Mein Herz ist eine Krähe von Lina Nordquist

„Trauer fragt nicht nach Richtig oder Falsch, Glück nicht nach Moral.“ (Seite 14)

Norwegen im ausklingenden 19. Jahrhundert: Die Heilerin Unni flieht mit ihrem Sohn Roar und Armod, dem Mann, den sie liebt, nach Schweden. Hier bauen sich die 3 ein neues Leben auf, beziehen eine marode Hütte, machen das Land urbar.

Mehr als 70 Jahre später trauern Bricken und ihre Schwiegertochter Kåra um Roar, der kürzlich verstorben ist. Bricken hat durch den Tod Roars, mit dem sie Jahrzehnte verheiratet war, ihren engsten Vertrauten und ihre große Liebe verloren, Kåra erzählt von ihrer unglücklichen Ehe mit ihrem Mann Dag, vom Leben mit Roar, von Rückzug und Isolation.

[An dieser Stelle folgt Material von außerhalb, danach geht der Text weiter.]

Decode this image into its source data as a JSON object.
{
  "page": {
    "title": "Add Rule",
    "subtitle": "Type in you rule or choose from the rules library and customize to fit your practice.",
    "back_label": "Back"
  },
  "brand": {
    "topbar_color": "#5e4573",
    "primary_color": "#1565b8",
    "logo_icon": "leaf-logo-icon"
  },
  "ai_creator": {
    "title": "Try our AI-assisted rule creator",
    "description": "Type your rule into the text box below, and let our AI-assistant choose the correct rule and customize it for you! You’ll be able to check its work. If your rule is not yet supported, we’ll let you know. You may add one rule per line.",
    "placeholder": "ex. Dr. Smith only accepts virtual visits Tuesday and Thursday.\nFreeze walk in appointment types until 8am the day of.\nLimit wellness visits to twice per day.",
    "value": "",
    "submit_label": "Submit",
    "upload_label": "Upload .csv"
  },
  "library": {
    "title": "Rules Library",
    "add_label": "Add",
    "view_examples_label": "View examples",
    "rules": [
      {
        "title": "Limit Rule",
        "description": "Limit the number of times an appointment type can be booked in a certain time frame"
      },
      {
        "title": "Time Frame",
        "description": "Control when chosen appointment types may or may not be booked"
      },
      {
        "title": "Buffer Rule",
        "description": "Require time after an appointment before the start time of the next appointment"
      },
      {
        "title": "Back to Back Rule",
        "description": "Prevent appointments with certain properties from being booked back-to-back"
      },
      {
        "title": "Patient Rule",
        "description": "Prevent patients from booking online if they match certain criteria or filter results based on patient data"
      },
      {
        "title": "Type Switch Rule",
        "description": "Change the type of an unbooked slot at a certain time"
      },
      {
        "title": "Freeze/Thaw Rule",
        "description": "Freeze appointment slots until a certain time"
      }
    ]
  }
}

Von der ersten Seite an hat mich Mein Herz ist eine Krähe vollkommen in Beschlag genommen und dann nicht wieder losgelassen. Die Geschichten um Unni und Kåra werden abwechselnd erzählt, so dass sich der Roman sehr abwechslungsreich liest und extrem fesselnd ist.

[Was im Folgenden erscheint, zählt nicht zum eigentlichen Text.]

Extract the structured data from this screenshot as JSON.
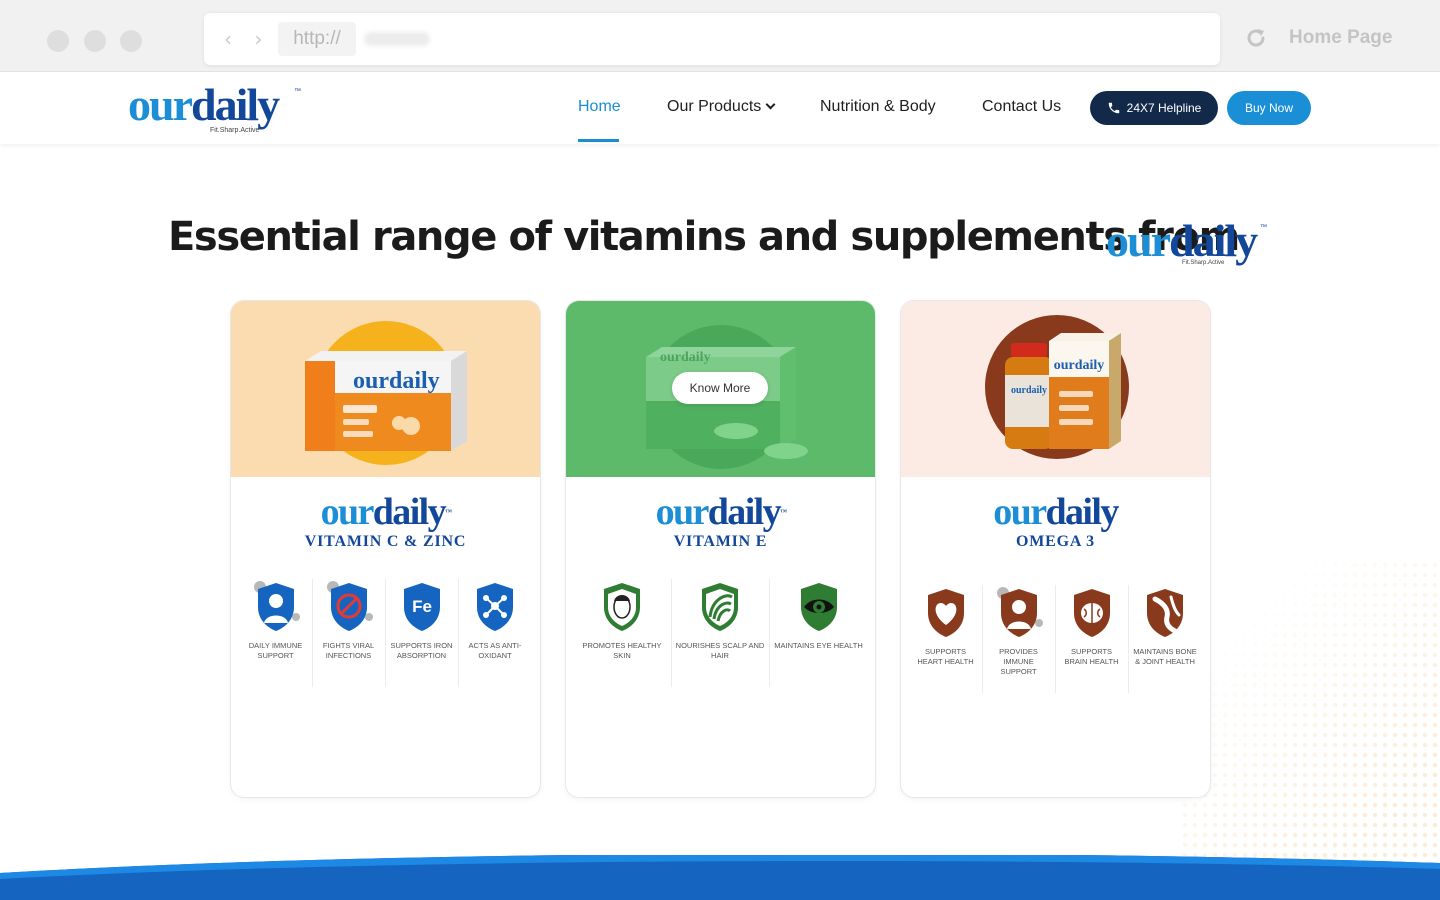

Lina Nordquist schreibt bildhaft, detailreich und lebendig, und durch ihre wundervollen Beschreibungen der Kate, die Unni und Armod pachten und in der 70 Jahre später Roar, Bricken und Kåra immer noch leben, des Grundstücks und des angrenzenden Waldes konnte ich mit allen Sinnen in die Geschichte eintauchen.

Mein Herz ist eine Krähe ist sehr stimmungsvoll, hat einen gelungenen Spannungsbogen, und Nordquist erzählt in ihrem Roman sehr eindringlich von Hunger und Armut, Verzweiflung und Hoffnung, Liebe und Abscheu, Gewalt und Verlust, Verletzung und Abhängigkeit. Dabei ist der Roman tragisch, jedoch nie pathetisch.

Auch wenn das Ende für mich nicht überraschend kam, bin ich vollends begeistert von Mein Herz ist eine Krähe, das mein bisheriges Lieblingsbuch 2024 ist.

Lina Nordquist: Mein Herz ist eine Krähe. Aus dem Schwedischen von Stefan Pluschkat. Diogenes, 2023, 464 Seiten; 25 Euro.